Il appartient donc à l’Etat, d’agir sans délai, pour garantir les conditions minimales d’une éducation de qualité : bâtiments scolaires en matériaux provisoires, équipements minimaux, accès aux manuels, adaptation des horaires aux contraintes locales, allègement et modernisation des programmes, appui à l’excellence. Toutefois, ces initiatives pour être acceptables doivent s’inscrire dans une vision constructive, une logique d’amélioration et de consolidation progressives. Ne rien entreprendre en miroitant un idéal inatteignable, c’est accélérer le délitement de notre système scolaire.
Une réponse gouvernementale qui doit s’amplifier
Sous l’impulsion du gouvernement, des mesures notables sont certes en cours : recrutement massif d’enseignants (près de 5000 cette année), distribution de manuels, extension des cantines scolaires, lancement d’un programme ambitieux de construction de 15 salles de classe supplémentaires. Ces initiatives certes salutaires, ne constituent, à la vérité, que le premier palier de la réponse au besoin éducatif.
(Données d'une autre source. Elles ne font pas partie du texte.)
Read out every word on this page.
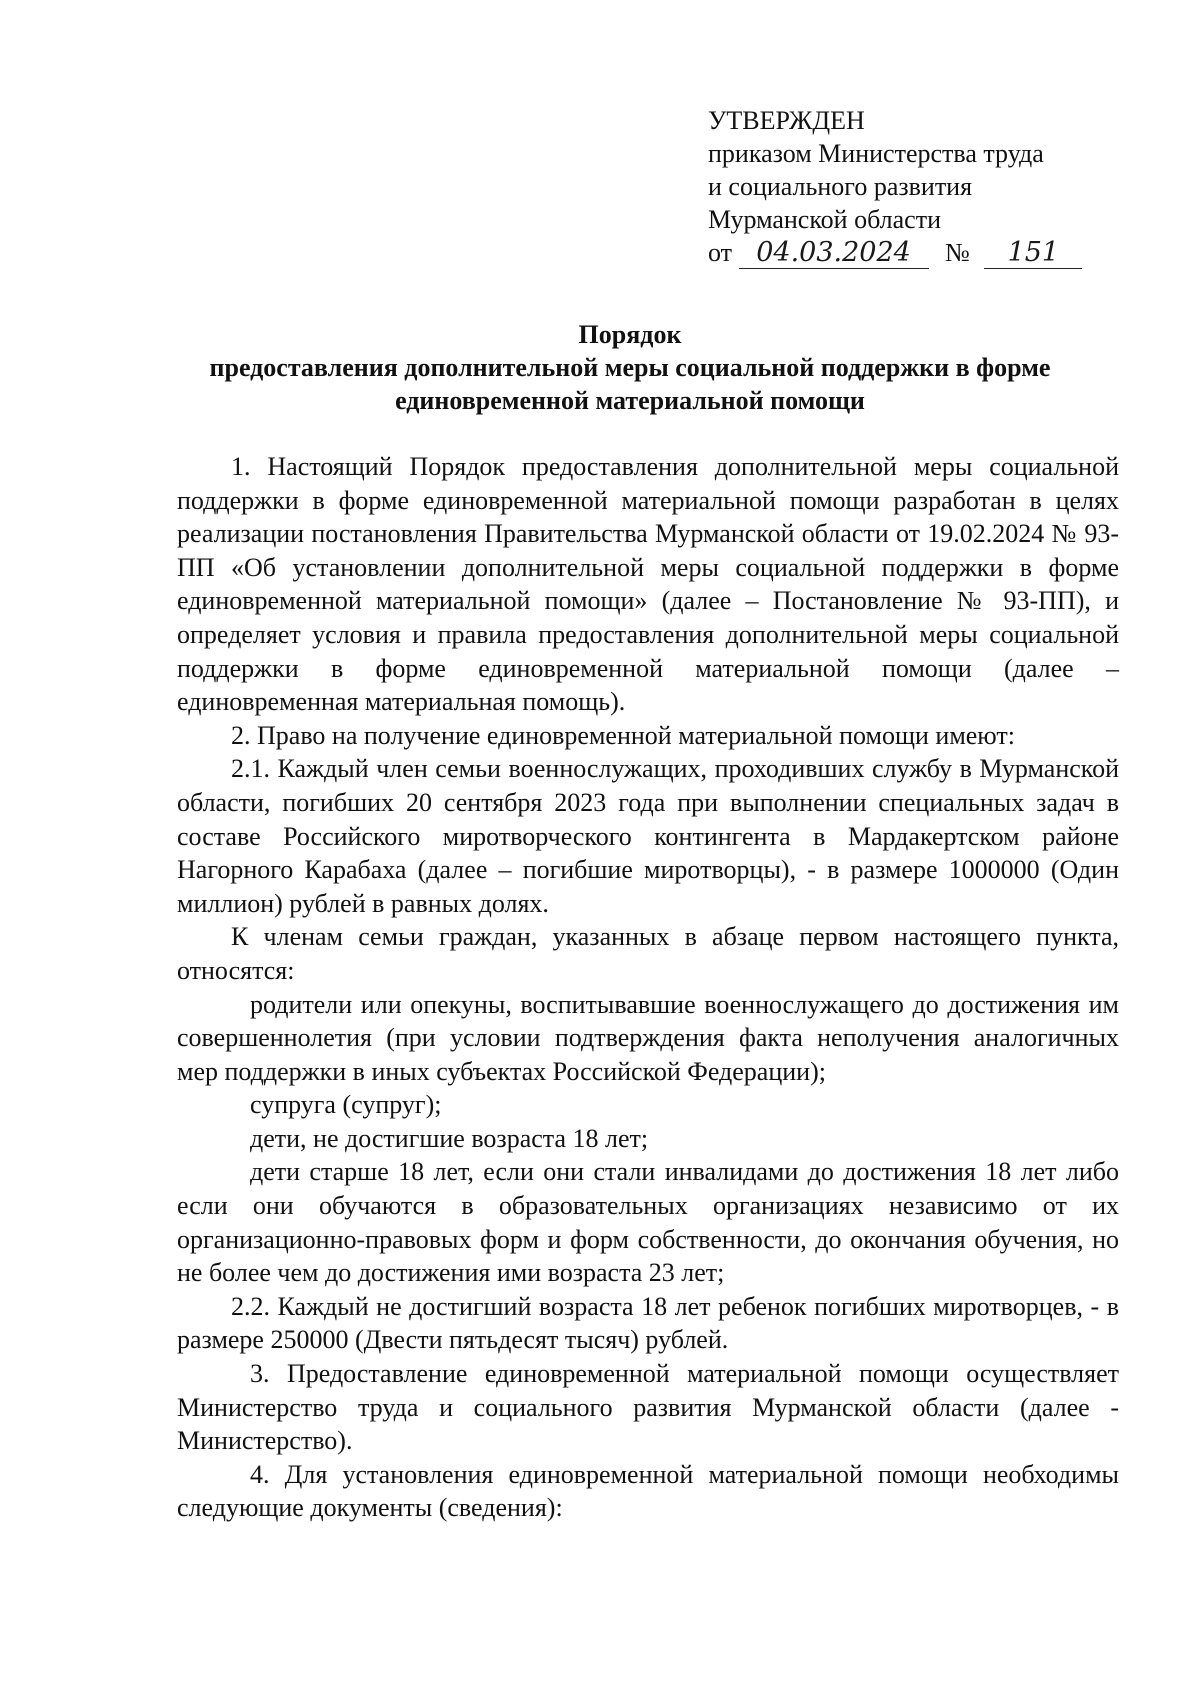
УТВЕРЖДЕН
приказом Министерства труда
и социального развития
Мурманской области
от 04.03.2024 № 151
Порядок
предоставления дополнительной меры социальной поддержки в форме
единовременной материальной помощи

1. Настоящий Порядок предоставления дополнительной меры социальной поддержки в форме единовременной материальной помощи разработан в целях реализации постановления Правительства Мурманской области от 19.02.2024 № 93-ПП «Об установлении дополнительной меры социальной поддержки в форме единовременной материальной помощи» (далее – Постановление № 93-ПП), и определяет условия и правила предоставления дополнительной меры социальной поддержки в форме единовременной материальной помощи (далее – единовременная материальная помощь).

2. Право на получение единовременной материальной помощи имеют:

2.1. Каждый член семьи военнослужащих, проходивших службу в Мурманской области, погибших 20 сентября 2023 года при выполнении специальных задач в составе Российского миротворческого контингента в Мардакертском районе Нагорного Карабаха (далее – погибшие миротворцы), - в размере 1000000 (Один миллион) рублей в равных долях.

К членам семьи граждан, указанных в абзаце первом настоящего пункта, относятся:

родители или опекуны, воспитывавшие военнослужащего до достижения им совершеннолетия (при условии подтверждения факта неполучения аналогичных мер поддержки в иных субъектах Российской Федерации);

супруга (супруг);

дети, не достигшие возраста 18 лет;

дети старше 18 лет, если они стали инвалидами до достижения 18 лет либо если они обучаются в образовательных организациях независимо от их организационно-правовых форм и форм собственности, до окончания обучения, но не более чем до достижения ими возраста 23 лет;

2.2. Каждый не достигший возраста 18 лет ребенок погибших миротворцев, - в размере 250000 (Двести пятьдесят тысяч) рублей.

3. Предоставление единовременной материальной помощи осуществляет Министерство труда и социального развития Мурманской области (далее - Министерство).

4. Для установления единовременной материальной помощи необходимы следующие документы (сведения):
Une réponse durable, en effet, commande une approche systémique, graduelle et intégrée : rapprocher les écoles des communautés, instaurer des dispositifs sécurisés pour la mobilité des apprenants, créer un cadre scolaire moins révulsant, ceci en tenant compte des réalités locales.
Somme toute, la volonté politique est certes manifeste, mais elle doit se traduire par des choix audacieux, assumés et concrétisés. L’avenir de notre Patrie dépend de la capacité à offrir à chaque enfant, sans distinction aucune, une éducation accessible, sûre et de qualité.
L’éducation des enfants togolais n’est pas un luxe différable, mais une urgence nationale, un devoir moral et un impératif de gouvernance.